On Wednesday, U.S. District Judge Victoria Roberts sentenced past principal Ronnie Sims to 15 months in prison for receiving nearly $59,000 in kickbacks from Norman Shy, who got 12 principals and an administrator to sign fake invoices for $2.7 million in undelivered equipment, Tresa Baldas of the Detroit Free Press reports. Sims had led Fleming Elementary and Brenda Scott Middle School.
Shy paid about $900,000 in kickbacks in a scheme that ran from 2009-14.
Sims told the judge that he was bullied into taking part in the kickbacks, the Freep reports.
He's the third to be sentenced in the scandal. On Tuesday, Judge Roberts sentenced Shy, the mastermind of the scheme, to five years in prison, and administrator Clara Flowers to three years. Flowers received $324,785 in kickbacks, more than any other school official. Both sentences were below what the government had asked.
In all the sentences, the defendants have been ordered to pay restitution for the stole funds.
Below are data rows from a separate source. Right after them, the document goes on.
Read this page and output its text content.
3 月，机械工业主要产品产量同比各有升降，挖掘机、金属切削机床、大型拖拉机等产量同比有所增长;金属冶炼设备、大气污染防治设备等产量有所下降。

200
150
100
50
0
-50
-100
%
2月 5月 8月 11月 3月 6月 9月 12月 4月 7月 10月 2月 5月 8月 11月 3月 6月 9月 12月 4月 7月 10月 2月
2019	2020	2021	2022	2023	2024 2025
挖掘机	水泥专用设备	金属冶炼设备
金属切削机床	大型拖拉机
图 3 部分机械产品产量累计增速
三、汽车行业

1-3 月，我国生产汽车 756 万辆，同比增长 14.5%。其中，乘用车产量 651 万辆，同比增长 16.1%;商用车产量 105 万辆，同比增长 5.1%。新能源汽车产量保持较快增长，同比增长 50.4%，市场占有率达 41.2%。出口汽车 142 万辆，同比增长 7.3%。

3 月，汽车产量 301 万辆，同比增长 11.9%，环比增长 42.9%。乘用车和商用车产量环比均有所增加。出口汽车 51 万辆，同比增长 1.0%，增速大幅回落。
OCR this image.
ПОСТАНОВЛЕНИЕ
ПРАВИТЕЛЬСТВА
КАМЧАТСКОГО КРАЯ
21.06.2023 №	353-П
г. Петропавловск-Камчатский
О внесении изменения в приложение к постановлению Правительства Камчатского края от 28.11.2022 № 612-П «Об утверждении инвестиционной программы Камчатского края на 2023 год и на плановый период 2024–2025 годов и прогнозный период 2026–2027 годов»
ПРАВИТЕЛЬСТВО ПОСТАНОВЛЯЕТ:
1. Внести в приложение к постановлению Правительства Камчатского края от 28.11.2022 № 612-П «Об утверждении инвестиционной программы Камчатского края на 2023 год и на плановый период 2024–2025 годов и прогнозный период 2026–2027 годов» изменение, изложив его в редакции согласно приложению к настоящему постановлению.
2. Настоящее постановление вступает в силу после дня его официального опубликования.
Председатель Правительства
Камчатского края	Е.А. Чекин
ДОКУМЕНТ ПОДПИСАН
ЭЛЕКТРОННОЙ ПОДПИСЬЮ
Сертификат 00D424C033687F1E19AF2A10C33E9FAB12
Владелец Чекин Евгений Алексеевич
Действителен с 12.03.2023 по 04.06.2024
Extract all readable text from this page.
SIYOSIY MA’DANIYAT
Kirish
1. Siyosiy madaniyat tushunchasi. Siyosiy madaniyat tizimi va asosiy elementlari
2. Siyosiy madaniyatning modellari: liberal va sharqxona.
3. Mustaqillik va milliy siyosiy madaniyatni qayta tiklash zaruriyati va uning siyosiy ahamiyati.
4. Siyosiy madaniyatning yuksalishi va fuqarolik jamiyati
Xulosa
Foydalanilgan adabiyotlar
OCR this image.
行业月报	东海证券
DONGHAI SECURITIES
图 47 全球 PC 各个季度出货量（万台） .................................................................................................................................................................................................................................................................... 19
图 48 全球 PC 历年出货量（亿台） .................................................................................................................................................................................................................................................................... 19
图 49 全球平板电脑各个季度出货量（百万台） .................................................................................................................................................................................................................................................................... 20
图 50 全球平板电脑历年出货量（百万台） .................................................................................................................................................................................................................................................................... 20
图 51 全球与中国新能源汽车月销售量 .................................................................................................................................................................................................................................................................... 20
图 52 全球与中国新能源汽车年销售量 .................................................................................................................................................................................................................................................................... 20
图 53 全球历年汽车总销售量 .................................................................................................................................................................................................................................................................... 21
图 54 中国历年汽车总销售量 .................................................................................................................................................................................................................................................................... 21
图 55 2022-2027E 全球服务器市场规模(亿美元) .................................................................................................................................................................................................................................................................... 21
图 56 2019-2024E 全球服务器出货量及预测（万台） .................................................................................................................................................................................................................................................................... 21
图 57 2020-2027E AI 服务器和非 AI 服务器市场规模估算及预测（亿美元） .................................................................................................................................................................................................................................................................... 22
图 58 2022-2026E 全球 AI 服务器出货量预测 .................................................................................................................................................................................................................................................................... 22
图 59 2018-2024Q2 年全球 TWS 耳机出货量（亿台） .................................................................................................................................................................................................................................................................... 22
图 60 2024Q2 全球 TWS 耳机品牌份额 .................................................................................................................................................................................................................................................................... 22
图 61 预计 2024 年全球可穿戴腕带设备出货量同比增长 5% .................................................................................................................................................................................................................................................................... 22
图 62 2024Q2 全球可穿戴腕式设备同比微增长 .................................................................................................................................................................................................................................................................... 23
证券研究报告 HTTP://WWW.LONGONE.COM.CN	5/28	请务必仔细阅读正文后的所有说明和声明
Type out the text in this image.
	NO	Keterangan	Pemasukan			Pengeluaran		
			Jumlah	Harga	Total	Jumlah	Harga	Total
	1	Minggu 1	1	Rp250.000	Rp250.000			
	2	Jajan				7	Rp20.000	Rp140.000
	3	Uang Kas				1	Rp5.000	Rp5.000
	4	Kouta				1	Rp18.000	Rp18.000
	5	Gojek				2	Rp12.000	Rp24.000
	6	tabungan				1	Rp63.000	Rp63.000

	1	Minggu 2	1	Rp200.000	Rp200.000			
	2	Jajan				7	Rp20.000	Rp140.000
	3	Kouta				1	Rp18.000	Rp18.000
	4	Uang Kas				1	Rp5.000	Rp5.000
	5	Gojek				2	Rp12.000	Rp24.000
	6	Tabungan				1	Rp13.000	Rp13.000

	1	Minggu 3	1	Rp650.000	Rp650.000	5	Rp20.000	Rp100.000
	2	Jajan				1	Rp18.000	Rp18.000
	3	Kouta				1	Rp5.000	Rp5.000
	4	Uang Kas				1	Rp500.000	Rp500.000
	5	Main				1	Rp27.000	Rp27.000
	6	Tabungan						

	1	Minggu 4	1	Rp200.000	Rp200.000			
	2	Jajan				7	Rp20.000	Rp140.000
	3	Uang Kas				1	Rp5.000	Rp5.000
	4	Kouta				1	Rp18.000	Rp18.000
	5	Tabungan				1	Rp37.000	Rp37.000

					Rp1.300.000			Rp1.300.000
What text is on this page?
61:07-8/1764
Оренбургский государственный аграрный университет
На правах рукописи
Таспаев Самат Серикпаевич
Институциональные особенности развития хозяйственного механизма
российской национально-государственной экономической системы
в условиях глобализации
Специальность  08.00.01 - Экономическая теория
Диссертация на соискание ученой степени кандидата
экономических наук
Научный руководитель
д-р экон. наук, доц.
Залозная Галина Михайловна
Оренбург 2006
On Wednesday, Sims stated in court, according to the Freep:
"I was kind of pressured. There were a couple of people pressuring principals" to use Shy. And if you didn't use Shy, "they just acted like you don't exist," Sims said, claiming he would be left out of conversations or forced to sit alone at a table on certain occasions.
"So you took kickbacks so that people would talk to you and so that you could sit at someone's table?" Roberts asked.
Sims conceded he realized what he was doing was wrong.